Yerington’s Stevens running to raise awareness
RENO, Nev. (KOLO) - Ku Stevens has left his mark in Yerington as the best high school runner in the state of Nevada.
“I did my first race when I was 8 years old,” said Stevens. “It was like a little half-mile sprint. I won that.”
He’s been winning ever since, and was named the Nevada State Gatorade Athlete of the Year as a senior in cross country.
“I worked hard, you know, I wanted that award,” admitted Stevens. “I was nominated last year; I didn’t get it. But this year I came back with a vengeance. I was like man, I want to win that. I want my banner up in the gym.”
He’s now got two banners in the rafters; among the four total in school history. Stevens also won the State Gatorade award this season in track and field.
“I had to keep my grades up; my citizenship. I worked on that a lot,” explained Stevens. “Volunteer hours, everything. A lot goes into Gatorade; into that award. And a lot of people don’t see that.”

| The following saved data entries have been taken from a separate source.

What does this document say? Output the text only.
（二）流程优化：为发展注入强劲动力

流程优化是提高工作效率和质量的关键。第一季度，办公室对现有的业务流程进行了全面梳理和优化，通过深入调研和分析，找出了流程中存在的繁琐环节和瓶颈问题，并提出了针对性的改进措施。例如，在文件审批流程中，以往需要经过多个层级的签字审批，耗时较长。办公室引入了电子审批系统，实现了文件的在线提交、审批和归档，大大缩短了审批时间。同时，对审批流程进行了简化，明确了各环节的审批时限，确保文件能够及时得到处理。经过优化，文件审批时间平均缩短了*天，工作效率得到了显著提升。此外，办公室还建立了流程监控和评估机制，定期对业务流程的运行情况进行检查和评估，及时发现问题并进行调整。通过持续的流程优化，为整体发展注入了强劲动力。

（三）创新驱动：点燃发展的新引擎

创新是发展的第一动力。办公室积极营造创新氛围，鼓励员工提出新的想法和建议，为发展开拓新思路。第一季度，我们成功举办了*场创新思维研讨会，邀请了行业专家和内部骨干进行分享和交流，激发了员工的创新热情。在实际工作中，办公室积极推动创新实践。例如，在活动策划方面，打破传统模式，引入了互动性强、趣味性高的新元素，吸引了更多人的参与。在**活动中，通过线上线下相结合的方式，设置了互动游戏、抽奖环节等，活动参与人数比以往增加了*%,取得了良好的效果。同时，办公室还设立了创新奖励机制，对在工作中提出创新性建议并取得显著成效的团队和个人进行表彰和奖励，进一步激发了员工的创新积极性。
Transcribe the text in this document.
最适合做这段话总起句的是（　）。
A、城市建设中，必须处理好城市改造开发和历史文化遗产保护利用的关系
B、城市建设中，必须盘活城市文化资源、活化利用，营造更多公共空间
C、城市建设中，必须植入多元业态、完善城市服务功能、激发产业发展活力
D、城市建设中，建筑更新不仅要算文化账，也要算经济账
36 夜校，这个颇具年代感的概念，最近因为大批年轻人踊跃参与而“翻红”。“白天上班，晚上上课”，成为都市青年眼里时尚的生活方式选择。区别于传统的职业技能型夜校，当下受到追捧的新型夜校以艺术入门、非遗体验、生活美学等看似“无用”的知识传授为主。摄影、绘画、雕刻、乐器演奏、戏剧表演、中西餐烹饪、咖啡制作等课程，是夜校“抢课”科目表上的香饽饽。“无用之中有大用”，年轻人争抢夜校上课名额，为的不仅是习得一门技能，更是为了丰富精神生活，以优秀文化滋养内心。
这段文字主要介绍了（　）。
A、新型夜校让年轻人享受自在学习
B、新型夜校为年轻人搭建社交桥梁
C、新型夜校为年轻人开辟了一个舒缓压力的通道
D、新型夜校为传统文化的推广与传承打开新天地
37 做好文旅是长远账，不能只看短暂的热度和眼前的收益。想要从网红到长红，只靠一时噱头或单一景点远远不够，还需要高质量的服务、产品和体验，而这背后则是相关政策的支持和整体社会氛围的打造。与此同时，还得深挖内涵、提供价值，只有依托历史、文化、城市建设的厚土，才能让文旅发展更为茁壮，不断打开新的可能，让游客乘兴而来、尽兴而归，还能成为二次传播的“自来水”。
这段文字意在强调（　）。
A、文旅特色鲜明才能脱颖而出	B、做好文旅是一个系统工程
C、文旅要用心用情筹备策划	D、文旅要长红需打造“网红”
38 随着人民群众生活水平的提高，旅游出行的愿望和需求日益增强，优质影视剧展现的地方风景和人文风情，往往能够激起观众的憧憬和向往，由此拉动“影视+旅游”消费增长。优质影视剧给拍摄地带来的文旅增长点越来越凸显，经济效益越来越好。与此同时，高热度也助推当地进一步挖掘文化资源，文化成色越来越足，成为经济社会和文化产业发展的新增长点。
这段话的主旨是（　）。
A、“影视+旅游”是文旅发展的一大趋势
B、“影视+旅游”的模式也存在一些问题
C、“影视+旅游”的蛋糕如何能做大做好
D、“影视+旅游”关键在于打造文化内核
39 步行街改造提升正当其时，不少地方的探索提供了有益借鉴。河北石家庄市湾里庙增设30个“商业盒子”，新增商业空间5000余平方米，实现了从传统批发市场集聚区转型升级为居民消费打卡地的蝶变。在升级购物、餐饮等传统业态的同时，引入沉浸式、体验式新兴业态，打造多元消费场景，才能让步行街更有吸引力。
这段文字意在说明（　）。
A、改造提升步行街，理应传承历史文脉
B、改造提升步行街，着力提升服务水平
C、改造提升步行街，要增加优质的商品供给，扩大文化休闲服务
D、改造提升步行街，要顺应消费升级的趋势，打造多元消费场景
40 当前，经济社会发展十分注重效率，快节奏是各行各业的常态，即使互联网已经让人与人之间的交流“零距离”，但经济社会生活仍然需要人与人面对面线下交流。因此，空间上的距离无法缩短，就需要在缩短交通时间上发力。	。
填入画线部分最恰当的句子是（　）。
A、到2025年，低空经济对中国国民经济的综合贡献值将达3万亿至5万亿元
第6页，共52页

But his community does see him using his platform to raise awareness about his Paiute heritage, including the troubling past of Native American children being forced into boarding schools.
“I would really like to see it in some history books, just more detailed descriptions of what happened to us,” continued Stevens.
His great-grandfather escaped from the Stewart Indian School at just 8 years old, running 50 miles from Carson City back to his home on the reservation.
“We’re just looking for some recognition,” explained Stevens. “That’s what we want to hear, is that you recognize the mistakes of the past, and that you’re willing to acknowledge that.”
He gained national attention last year, for organizing a Remembrance Run to retrace his great-grandfather’s steps. A story that was featured by the New York Times.
“We wanted to teach, cause it’s not taught in public education systems; it’s not part of the curriculum,” said Stevens. “What we wanted to do was just bring some attention to it, some light.”
Another Remembrance Run is scheduled for August 13th and 14th, where participants will run from the Paiute reservation in Yerington to the Stewart Indian School & Museum in Carson City.
“It’s not to put anybody down, it’s not to make anybody feel bad for being white or brown or black, or anything like that,” stressed Stevens. “We’re all people. We’re just coming together to recognize that the injustices of the past are not yet recognized. And by people being there, it shows that me and other native Americans are cared about in today’s society.”
Anybody is welcome to run in part or all of the two-day event. Or even just show up to show your support and learn more about the Native American culture.
Stevens is heading to Eugene in the fall to run for the Oregon Ducks, one of the best track and field programs in the country. Fulfilling a dream he’s had since the sixth grade.
“It took so much work, it really did. So many hours on this track, other tracks. Just by myself in blazing hot sun like this. It’s really good to see it all pay off,” added Stevens.